Put Control Into Your Lean Six Sigma Solutions

Posted by on Apr 13, 2012 in Lean Six Sigma | 0 comments

Like a lot of people, I struggle maintaining my weight as I get older.  Food taste good and I love to eat!  Watching my diet and daily exercise are key to maintaining my weight.  But watching my diet and exercise seems to go in spurts.  I see the need, start the process, and after a week or so, I fall back into my old habits.  Doing something new and different for a while is usually not too hard to do.  But what is hard is to continue a new lifestyle over the long-run.

The same thing happens in our organizations too.  We come up with better ways of doing things, they work well for a while, then we slip back into our old way of doing things.  As someone once said, “old habits die hard.”  The founders of the DMAIC process must have realized this and placed the control phase at the very end.

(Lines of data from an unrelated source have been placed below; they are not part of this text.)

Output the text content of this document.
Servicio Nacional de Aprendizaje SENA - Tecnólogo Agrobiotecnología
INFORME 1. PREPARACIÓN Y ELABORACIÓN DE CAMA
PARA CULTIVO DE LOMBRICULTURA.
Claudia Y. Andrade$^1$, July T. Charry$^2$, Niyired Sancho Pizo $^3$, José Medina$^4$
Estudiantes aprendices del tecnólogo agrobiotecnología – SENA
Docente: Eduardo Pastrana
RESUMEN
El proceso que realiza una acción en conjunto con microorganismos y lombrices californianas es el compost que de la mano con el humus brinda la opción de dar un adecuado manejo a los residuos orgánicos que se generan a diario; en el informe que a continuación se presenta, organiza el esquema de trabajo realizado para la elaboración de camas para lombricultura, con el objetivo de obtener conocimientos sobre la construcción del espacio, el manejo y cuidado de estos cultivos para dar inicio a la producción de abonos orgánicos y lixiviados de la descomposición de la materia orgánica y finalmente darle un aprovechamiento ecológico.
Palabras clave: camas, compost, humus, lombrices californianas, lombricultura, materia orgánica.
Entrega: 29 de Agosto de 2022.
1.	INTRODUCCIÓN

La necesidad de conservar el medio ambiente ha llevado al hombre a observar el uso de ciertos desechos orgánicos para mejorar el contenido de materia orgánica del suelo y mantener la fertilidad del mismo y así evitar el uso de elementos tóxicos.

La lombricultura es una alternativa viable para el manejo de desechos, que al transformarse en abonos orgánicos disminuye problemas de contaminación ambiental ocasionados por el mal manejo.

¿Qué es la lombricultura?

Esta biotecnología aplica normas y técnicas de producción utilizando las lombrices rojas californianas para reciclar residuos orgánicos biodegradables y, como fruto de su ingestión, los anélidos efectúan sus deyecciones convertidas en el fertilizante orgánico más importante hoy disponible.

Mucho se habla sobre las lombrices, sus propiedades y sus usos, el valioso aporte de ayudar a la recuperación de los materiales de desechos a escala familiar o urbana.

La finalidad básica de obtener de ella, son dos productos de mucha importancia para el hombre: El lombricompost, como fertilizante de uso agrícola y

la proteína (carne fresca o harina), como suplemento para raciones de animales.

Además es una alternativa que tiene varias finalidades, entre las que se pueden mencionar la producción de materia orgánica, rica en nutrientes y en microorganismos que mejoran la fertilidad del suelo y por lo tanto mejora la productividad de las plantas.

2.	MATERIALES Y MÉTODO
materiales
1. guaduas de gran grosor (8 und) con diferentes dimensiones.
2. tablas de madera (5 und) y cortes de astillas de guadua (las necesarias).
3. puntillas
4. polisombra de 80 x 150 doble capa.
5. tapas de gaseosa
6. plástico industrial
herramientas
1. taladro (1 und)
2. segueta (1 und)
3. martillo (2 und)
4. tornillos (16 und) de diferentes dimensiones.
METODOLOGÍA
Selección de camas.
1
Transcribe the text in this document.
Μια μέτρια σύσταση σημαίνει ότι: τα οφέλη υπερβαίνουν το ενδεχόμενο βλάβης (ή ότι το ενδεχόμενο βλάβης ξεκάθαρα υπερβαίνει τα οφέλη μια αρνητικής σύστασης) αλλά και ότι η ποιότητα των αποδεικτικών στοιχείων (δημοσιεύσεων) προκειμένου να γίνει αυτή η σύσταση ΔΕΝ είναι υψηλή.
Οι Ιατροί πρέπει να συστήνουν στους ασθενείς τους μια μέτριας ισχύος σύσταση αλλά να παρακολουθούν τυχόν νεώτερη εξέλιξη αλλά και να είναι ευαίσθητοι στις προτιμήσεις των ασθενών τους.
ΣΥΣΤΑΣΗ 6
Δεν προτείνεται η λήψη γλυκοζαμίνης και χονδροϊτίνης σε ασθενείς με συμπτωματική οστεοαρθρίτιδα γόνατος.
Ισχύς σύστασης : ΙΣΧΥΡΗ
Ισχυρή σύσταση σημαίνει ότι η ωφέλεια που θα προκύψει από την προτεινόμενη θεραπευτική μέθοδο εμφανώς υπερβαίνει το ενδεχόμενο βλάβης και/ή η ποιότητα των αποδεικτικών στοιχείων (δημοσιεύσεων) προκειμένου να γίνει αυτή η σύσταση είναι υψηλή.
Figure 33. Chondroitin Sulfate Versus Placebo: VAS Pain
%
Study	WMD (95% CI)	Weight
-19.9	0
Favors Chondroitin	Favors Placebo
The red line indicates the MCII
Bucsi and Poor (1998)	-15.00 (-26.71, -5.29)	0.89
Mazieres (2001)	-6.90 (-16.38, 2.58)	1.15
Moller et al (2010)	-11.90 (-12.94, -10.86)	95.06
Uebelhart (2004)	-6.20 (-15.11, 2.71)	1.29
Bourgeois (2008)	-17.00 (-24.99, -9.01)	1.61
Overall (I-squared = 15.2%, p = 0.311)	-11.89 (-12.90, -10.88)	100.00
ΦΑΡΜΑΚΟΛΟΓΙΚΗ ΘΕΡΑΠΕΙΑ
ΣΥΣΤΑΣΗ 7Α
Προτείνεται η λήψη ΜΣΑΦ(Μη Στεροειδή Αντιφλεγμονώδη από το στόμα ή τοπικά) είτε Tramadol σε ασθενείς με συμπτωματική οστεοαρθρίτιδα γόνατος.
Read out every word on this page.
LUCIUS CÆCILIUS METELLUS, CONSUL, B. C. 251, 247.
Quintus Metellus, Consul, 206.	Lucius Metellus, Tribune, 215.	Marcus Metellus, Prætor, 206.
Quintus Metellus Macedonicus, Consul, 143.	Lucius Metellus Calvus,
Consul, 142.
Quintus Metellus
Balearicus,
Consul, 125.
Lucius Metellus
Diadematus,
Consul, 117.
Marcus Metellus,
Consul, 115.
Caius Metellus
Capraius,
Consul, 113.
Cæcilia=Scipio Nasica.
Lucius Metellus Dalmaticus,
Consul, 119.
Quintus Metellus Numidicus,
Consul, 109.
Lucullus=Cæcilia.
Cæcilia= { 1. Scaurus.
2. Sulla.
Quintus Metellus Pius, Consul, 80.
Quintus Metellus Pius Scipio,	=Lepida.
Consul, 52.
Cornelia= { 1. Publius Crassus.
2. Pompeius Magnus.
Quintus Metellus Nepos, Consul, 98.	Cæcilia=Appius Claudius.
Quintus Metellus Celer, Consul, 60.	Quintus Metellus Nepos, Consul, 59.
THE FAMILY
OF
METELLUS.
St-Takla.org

The purpose of control is simple: once the improvements have been made and the results are documented, continue to measure the process routinely, adjusting its operation when the data indicates you should do so or when the customer’s requirements change.  The key to making this happen is to have a good process management plan in place.

A good process management plan contains four elements — an updated process map, action alarms, approved back-up plans, and continuous improvement plans.

  • Current process map.  A concise process map provides a visual aid so a supervisor or manager can see at a glance the flow of activities and decisions in a process.
  • Action alarms indicate thresholds and lets the process owner know when to take action.  For example, the failure to complete three customer orders on time may signal the need to go to a contingency plan for deliveries.
  • Approved back-up plans spell out what employees need to do if something goes wrong so they aren’t forced to make hasty decisions.
  • Continuous improvement.  By tracking the occurrence of problems in the process, process owners will have the information and data to allow overhaul of the weak parts of the process.

Without control efforts, your improved process may very well revert to its previous state, undermining the gains you achieved and making all your hard work for naught!